Triffidlerin Günü’nde yer alan körlük ve buna bağlı aciz kalma hadisesi bir başka kitabı, Jose Saramago’nun Körlük adlı eserini anımsatıyor. O kitapta da körlük bir salgın hastalık olarak yazılmıştı ve bunun sonucunda bütün bir insan medeniyeti çökmenin eşiğine gelmişti. İki eser arasında bu anlamda bir paralellik olduğunu söylemek mümkün. Bunun dışında biraz da Josh Malerman’ın Kafes adlı kitabının ters okuması gibi düşünülebilir. Orada gözlerimizi açmak felakete sebep oluyordu. Burada ise gözlerimizi açmazsak ya da açamazsak triffidlere yem oluyoruz. Görmek medeniyet demek ve anlaşılan göremediğimiz sürece “insan” da olamıyoruz.

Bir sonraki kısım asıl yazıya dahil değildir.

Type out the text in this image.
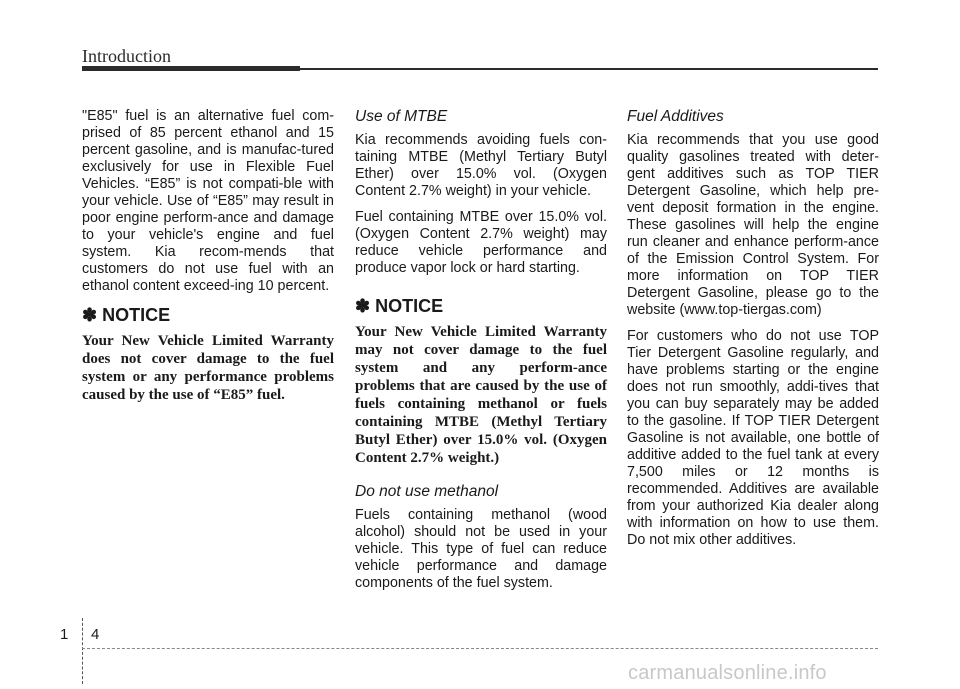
Introduction

"E85" fuel is an alternative fuel com-prised of 85 percent ethanol and 15 percent gasoline, and is manufac-tured exclusively for use in Flexible Fuel Vehicles. “E85” is not compati-ble with your vehicle. Use of “E85” may result in poor engine perform-ance and damage to your vehicle's engine and fuel system. Kia recom-mends that customers do not use fuel with an ethanol content exceed-ing 10 percent.

✽ NOTICE

Your New Vehicle Limited Warranty does not cover damage to the fuel system or any performance problems caused by the use of “E85” fuel.

Use of MTBE

Kia recommends avoiding fuels con-taining MTBE (Methyl Tertiary Butyl Ether) over 15.0% vol. (Oxygen Content 2.7% weight) in your vehicle.

Fuel containing MTBE over 15.0% vol. (Oxygen Content 2.7% weight) may reduce vehicle performance and produce vapor lock or hard starting.

✽ NOTICE

Your New Vehicle Limited Warranty may not cover damage to the fuel system and any perform-ance problems that are caused by the use of fuels containing methanol or fuels containing MTBE (Methyl Tertiary Butyl Ether) over 15.0% vol. (Oxygen Content 2.7% weight.)

Do not use methanol

Fuels containing methanol (wood alcohol) should not be used in your vehicle. This type of fuel can reduce vehicle performance and damage components of the fuel system.

Fuel Additives

Kia recommends that you use good quality gasolines treated with deter-gent additives such as TOP TIER Detergent Gasoline, which help pre-vent deposit formation in the engine. These gasolines will help the engine run cleaner and enhance perform-ance of the Emission Control System. For more information on TOP TIER Detergent Gasoline, please go to the website (www.top-tiergas.com)

For customers who do not use TOP Tier Detergent Gasoline regularly, and have problems starting or the engine does not run smoothly, addi-tives that you can buy separately may be added to the gasoline. If TOP TIER Detergent Gasoline is not available, one bottle of additive added to the fuel tank at every 7,500 miles or 12 months is recommended. Additives are available from your authorized Kia dealer along with information on how to use them. Do not mix other additives.

1 4
carmanualsonline.info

Hikayenin kurgusu, karşılaştığımız tehdit, insan davranışlarına yönelik tahminler. Her birini çok beğendim. Triffidlerin Günü’nde sevmediğim diyebileceğim detaylar arasında kitabın sonunu sayabilirim. Beklenen her şeyin gerçekleştiği son bölüm apar topar olmuş hissi uyandırıyor. Açıkçası böyle güzel bir hikayenin klişeden uzak bir şekilde bitmesini yeğlerdim. Bunun dışında kadın-erkek ilişkilerindeki beklenen belli başlı değişimlerin inatla yaşanmaması da ilgi çekici. Yani hâlâ kadınların zayıf olduğu algısını uyandıran diyalog ve kısımlar olmasaydı daha güzel olabilirdi. Eserin kolayca okunduğu ve anlaşılabilir bir yapısı olduğunu düşünüyorum. Ama her zaman bahsetmekten kaçamadığım çeviri ve düzelti konusundaki ufak tefek hataların karşımıza çıktığı da bir gerçek. Okuma ritmini ve temposunu olumsuz yönde etkileyen her şeyi can sıkıcı bulmak gibi bir huyum var.
John Wydham eserleri ülkemizde adı sanı bilinmemek gibi bir şanssızlığa sahip. Açıkcası bilimkurgu edebiyatının Altın Çağı olarak adlandırılan dönemin hemen sonrasında eserler veren yazar, çağdaşı yazarlara nazaran bizim coğrafyamızda daha az ilgi gördü. Özellikle Krizalitler isimli kitabı, dünyanın geri kalanında en sevilen bilimkurgu kitapları arasında gösteriliyor. Yazarın şimdiye dek beş adet kitabı dilimize çevrildi ve sanıyorum hiçbiri ilk baskıdan öteye gidemedi.